县百货商店那边又追加了四十匹——加起来一百匹,超出了现有产能将近两成。陆建设在账本上画了半天,算来算去只有一个办法:扩产。
扩产意味着什么?再添一台机器,加上扩建厂房、改造电路、增招工人,总共需要再投将近六百块。前两台机器的本钱刚刚回来了一部分,手头的流动资金拢共不到四百,加上他娘藏在柜子深处的那笔棺材本——不到两百块——加起来还是不够。陆建设蹲在车间门口抽了半夜的烟,把烟屁股一个一个摁在门槛上排成一排,像一排微型的墓碑。天亮的时候他站起来,膝盖嘎吱响了一声,他扶着门框站了一会儿,做了决定:借钱。
他第一家去的是村东头的赵老栓家。
赵老栓养了三头猪、两亩菜地,儿子在县城机械厂当临时工,一个月往家寄十五块钱,在柳沟村算殷实户。陆建设进门的时候赵老栓正在院里劈柴,赤着上身,肩胛骨像两把展开的扇子,斧头劈下去的时候木柴应声裂成两半,碎屑溅了一地。他看见陆建设来了,把斧头往地上一顿,拿起搭在柴垛上的汗衫套上,拍了拍手上的木屑。他的手掌有一层厚厚的黄茧,掌纹被磨得快看不见了,那是几十年摸锄头摸出来的印记。
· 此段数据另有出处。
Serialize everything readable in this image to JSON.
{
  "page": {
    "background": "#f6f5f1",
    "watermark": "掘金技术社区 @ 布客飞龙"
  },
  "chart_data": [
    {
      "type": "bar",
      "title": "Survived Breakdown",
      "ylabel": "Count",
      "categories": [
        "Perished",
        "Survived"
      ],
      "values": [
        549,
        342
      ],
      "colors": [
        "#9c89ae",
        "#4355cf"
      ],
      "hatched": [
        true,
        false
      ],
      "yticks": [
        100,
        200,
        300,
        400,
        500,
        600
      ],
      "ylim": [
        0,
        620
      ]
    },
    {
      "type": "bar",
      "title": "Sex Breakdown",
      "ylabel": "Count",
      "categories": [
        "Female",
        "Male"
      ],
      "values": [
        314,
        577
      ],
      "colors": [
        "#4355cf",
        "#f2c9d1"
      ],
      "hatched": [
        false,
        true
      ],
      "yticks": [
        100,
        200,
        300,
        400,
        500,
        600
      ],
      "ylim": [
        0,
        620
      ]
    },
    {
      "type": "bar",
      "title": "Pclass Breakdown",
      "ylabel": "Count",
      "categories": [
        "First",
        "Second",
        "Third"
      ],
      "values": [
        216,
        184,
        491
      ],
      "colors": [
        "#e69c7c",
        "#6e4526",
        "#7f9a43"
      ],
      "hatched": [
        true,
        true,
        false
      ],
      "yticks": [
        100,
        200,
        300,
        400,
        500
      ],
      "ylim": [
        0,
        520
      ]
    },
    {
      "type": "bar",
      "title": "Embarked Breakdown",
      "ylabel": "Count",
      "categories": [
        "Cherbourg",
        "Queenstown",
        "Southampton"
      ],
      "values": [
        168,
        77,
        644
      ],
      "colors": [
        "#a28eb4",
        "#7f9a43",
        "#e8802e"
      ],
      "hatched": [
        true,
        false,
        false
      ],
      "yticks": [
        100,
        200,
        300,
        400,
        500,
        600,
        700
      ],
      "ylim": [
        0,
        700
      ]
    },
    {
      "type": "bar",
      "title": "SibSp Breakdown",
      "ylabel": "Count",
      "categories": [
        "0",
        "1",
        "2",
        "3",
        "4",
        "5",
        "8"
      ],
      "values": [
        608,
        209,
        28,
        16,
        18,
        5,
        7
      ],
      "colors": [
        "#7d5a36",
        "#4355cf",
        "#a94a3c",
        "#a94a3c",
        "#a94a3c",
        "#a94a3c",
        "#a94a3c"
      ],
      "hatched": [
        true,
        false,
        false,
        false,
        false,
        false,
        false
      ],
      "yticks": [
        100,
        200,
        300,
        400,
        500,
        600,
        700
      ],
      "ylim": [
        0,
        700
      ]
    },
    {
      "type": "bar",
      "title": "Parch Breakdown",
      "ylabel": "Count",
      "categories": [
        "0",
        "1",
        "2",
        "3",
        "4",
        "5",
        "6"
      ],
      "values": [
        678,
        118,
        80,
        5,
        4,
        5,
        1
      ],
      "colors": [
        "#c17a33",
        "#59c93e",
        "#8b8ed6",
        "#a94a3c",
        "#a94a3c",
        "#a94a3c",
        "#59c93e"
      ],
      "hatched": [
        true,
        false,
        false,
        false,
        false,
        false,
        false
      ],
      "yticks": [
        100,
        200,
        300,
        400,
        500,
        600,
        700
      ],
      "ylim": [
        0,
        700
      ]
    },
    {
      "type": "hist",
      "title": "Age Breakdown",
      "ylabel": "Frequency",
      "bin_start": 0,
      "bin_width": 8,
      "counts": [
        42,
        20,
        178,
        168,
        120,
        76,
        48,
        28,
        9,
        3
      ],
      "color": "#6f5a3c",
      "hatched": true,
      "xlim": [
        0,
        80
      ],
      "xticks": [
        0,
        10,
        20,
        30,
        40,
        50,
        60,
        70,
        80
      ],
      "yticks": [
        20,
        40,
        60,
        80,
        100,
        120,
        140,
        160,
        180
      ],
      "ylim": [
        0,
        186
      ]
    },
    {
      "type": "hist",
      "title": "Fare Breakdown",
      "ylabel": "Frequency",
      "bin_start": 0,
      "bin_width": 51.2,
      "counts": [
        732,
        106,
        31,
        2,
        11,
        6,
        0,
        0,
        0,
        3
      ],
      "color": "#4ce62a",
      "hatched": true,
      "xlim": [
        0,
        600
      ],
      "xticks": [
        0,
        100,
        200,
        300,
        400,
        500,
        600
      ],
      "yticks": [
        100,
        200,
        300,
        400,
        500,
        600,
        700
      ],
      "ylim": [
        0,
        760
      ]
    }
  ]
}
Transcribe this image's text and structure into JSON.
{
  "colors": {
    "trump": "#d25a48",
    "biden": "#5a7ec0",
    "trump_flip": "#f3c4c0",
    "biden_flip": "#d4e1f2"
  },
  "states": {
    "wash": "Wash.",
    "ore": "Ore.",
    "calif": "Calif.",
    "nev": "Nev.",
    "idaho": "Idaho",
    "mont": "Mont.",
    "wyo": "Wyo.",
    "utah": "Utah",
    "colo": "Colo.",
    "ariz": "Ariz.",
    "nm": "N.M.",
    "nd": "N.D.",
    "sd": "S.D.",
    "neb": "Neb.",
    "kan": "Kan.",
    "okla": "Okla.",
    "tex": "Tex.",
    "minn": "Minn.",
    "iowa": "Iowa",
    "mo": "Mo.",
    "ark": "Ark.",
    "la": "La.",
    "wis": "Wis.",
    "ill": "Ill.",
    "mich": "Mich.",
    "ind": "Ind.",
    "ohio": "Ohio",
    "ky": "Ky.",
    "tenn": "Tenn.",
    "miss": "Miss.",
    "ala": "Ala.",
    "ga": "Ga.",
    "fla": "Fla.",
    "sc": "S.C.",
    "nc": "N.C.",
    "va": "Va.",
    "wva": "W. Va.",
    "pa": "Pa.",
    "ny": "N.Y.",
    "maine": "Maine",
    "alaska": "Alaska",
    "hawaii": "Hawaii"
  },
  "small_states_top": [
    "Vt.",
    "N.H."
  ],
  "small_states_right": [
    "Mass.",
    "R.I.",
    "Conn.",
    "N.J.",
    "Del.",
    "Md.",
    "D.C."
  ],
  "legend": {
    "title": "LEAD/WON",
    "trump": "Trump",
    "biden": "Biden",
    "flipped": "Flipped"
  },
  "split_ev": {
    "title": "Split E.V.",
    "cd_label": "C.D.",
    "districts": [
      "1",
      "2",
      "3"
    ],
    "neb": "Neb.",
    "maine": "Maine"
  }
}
“建设,稀客。”赵老栓打量了他一眼,目光里带着一点警觉。陆家这两年动静太大,买机器、盖厂房、往镇上送货的拖拉机三天两头在村口突突突地响,村里人私底下说什么的都有——有说陆家小子走了狗屎运的,有说他在南方干了不正经勾当攒了黑钱的,也有说他是借了公家的钱装阔气迟早要栽跟头的。赵老栓不信那些闲话,但他对“借钱”这件事天然地敏感。他这辈子被人借过无数次钱,有的还了,有的没还,没还的那些都是亲戚,不好开口要,只能捏着鼻子认了。
“赵叔,我来跟您商量个事。”陆建设开门见山,把来意说了——借一百八十块,年底之前还清,多还三十块算利息。
赵老栓蹲在柴堆旁边,把烟袋锅子在鞋底上磕了磕,又从烟袋里捏了一撮烟丝塞进烟锅里,点上,吸了一口。他抽烟的时候腮帮子瘪下去又鼓起来,烟雾从鼻孔里喷出来,在冬日的冷空气里凝成两股白柱。他沉默了很长时间,长到陆建设以为他要开口拒绝了,他才把烟袋从嘴里拔出来,说了一句话:
“建设,你这两年干的事村里人都看着。你有本事、肯吃苦,这大家都知道。但咱农村人讲究个稳当,你把钱全砸在机器上,万一布卖不出去,机器又不能当饭吃。你让我怎么放心借你?”